An Improved Jaccard Coefficient-Based Clustering Approach with Application to Diagnosis and RUL Estimation

Sample clustering techniques play a crucial role in the data-driven state evaluation of electromechanical equipment, and selecting an appropriate similarity measurement method for sample sets helps improve the clustering performance. The Jaccard coefficient is a commonly employed indicator of similarity for scalar set-type samples. In this paper, we propose an incremental clustering algorithm for matrix-type samples by defining an improved Jaccard coefficient. First, a new binary relation is formulated to derive a relationship matrix between samples. Second, an undirected graph is given by using the relationship matrix, and an improved pruning operation is provided to simplify the graph by eliminating redundant edges.

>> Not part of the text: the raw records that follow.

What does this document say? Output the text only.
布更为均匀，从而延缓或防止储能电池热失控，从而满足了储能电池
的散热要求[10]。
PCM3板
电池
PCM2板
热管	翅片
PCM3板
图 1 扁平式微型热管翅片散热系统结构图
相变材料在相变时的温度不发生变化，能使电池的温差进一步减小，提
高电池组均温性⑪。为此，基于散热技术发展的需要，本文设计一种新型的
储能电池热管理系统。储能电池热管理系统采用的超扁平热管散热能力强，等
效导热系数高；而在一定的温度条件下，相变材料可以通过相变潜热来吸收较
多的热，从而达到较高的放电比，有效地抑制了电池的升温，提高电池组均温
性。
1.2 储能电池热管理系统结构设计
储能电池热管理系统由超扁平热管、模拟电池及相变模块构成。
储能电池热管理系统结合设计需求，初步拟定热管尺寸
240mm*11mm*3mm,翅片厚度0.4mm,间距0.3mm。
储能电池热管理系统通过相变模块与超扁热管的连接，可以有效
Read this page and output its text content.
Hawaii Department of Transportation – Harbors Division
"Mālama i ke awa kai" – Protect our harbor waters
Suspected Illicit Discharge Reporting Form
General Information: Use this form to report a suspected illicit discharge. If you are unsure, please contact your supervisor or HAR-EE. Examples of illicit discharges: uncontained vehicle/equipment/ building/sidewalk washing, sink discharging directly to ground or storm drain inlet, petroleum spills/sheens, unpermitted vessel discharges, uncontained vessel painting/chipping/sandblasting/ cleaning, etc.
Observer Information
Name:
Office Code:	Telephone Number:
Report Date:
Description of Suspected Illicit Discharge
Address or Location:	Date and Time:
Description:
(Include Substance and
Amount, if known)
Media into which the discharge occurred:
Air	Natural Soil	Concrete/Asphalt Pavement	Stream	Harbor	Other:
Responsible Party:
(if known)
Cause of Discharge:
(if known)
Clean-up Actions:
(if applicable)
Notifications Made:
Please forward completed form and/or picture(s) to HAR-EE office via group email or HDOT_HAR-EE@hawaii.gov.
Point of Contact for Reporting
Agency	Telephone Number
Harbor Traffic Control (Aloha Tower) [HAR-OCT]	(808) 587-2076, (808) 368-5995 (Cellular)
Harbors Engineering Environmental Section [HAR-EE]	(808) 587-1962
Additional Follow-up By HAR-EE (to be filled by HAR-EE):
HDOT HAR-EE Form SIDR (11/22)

Then, a new relationship matrix is generated according to the modified graph, which enables the calculation of the improved Jaccard coefficient. By using the improved Jaccard coefficient, the improved incremental clustering algorithm updates cluster centers by selecting a particular sample to maximize the sum of similarities between the selected sample and other samples within the same cluster. Finally, the effectiveness of the proposed incremental clustering algorithm is demonstrated in fault diagnosis and remaining useful life estimation application scenarios, respectively. The experimental results indicate that the improved algorithm outperforms traditional clustering methods.